To build a world of interconnected cost-effective healthcare, the healthcare industry could align around a single set of global standards that support the processes and capabilities required to achieve the kinds of benefits outlined above. The consumer and retail industries have demonstrated the value of this kind of standards alignment with their adoption of GS1® standard barcoding, which has reshaped these industries and created billions of dollars in value. While new processes, tools and systems were required to deliver this value, use of one single global standard was a critical prerequisite.
This year, McKinsey & Company carried out a research effort, with the participation of more than 80 healthcare industry and regulatory leaders around the world, to estimate the potential value of adopting a single global standard in healthcare.

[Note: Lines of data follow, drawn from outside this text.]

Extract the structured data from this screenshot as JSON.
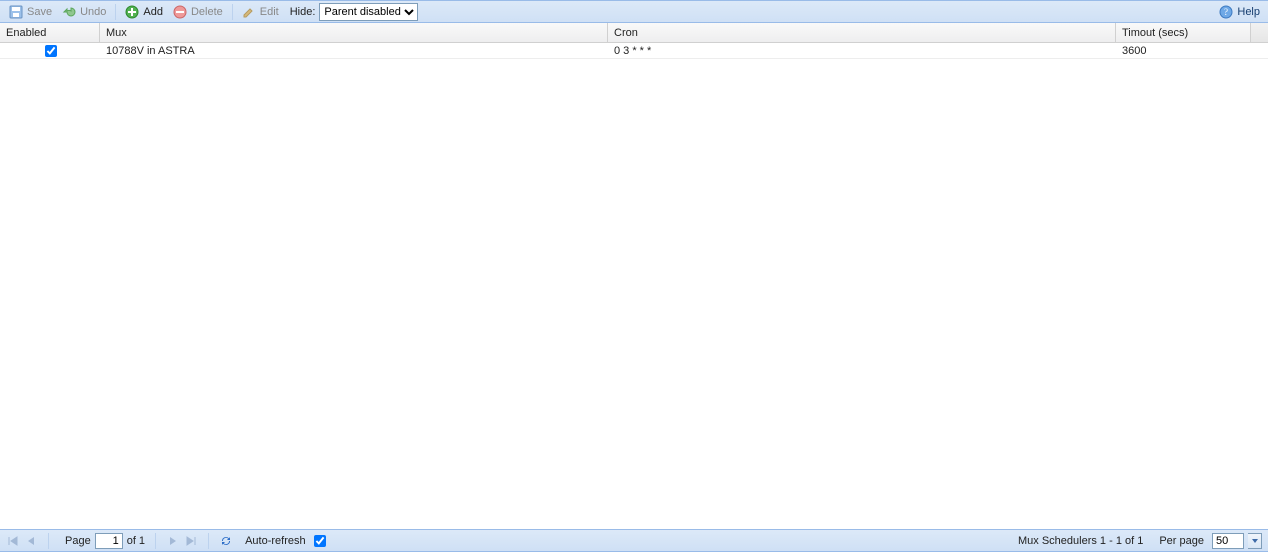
{
  "toolbar": {
    "save": "Save",
    "undo": "Undo",
    "add": "Add",
    "delete": "Delete",
    "edit": "Edit",
    "hide_label": "Hide:",
    "hide_selected": "Parent disabled",
    "help": "Help"
  },
  "columns": {
    "enabled": "Enabled",
    "mux": "Mux",
    "cron": "Cron",
    "timeout": "Timout (secs)"
  },
  "rows": [
    {
      "enabled": true,
      "mux": "10788V in ASTRA",
      "cron": "0 3 * * *",
      "timeout": "3600"
    }
  ],
  "pager": {
    "page_label": "Page",
    "page": "1",
    "of_label": "of 1",
    "auto_refresh_label": "Auto-refresh",
    "auto_refresh_checked": true,
    "status": "Mux Schedulers 1 - 1 of 1",
    "per_page_label": "Per page",
    "per_page": "50"
  }
}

Taking a conservative approach, our models suggest that cost could be reduced by $40 – 100 billion globally (see exhibit), mainly from reduced follow-on cost of medication errors ($10 – 60 billion), cost from improved inventory management (financing, processing, obsolescence cost reduction of $30 – 40 billion), and reduced data management cost ($1 – 2 billion). The final figure may even be substantially higher, since global standards may deliver a variety of smaller benefits that are more uncertain or difficult to quantify.
Those are compelling numbers, but to make standards work, individual players in the healthcare value chain must have the confidence that the direct rewards will be worth the necessary investment. In this article, we will focus specifically on the costs and benefits of adopting such standards for pharmaceutical manufacturers.
The business case
For our models, we took the case of a representative global pharmaceutical manufacturer, with 25 packaging lines, annual revenue of $4 billion, and earnings before taxes of $720 million,(18% of sales, in line with McKinsey industry benchmarks). We assume 70% of revenue is earned in developed markets and 30% in developing markets (used to estimate exposure to high-counterfeit markets).
The key elements of global standards are product identification, location identification, and master data synchronization. Manufacturers would be required to make investments to implement these standards. The precise size of that investment depends on many factors, including the type of identification adopted (basic product identification including batch number and expiry date information, or separate serialized identification of each individual unit), whether barcoding is applied to primary or secondary packaging, and the current state of the manufacturer’s current IT infrastructure to be extended to accommodate global standards. Our analysis suggests that such costs would range from $150,000 to $500,000 per packaging line and between $1million and $5million in licenses and software integration costs for the organization for our representative manufacturer.
Do the potential benefits justify the cost? We believe so. By adopting global standards in partnership with its trading partners, our representative pharmaceutical manufacturer might expect a range of benefits worth about $40 – 60 million annually, which represents about 1 – 2% of base revenue and about 5 – 10% in earnings before taxes. These benefits arise from a variety of sources, including reduced obsolescence, lower data management costs and improved transaction accuracy, and potentially a reduction in sales lost to counterfeits. In addition, a one-time cash flow benefit of about $90 million would accrue due to reduction in inventory assets, enabled by improved supply chain visibility. Accumulating the benefits and both one-time and annual costs over 10 years, we expect barcoding at the secondary packaging level to deliver about 20-25x times more benefits vs. costs. Serialization would have approximately a 4X benefit/cost ratio.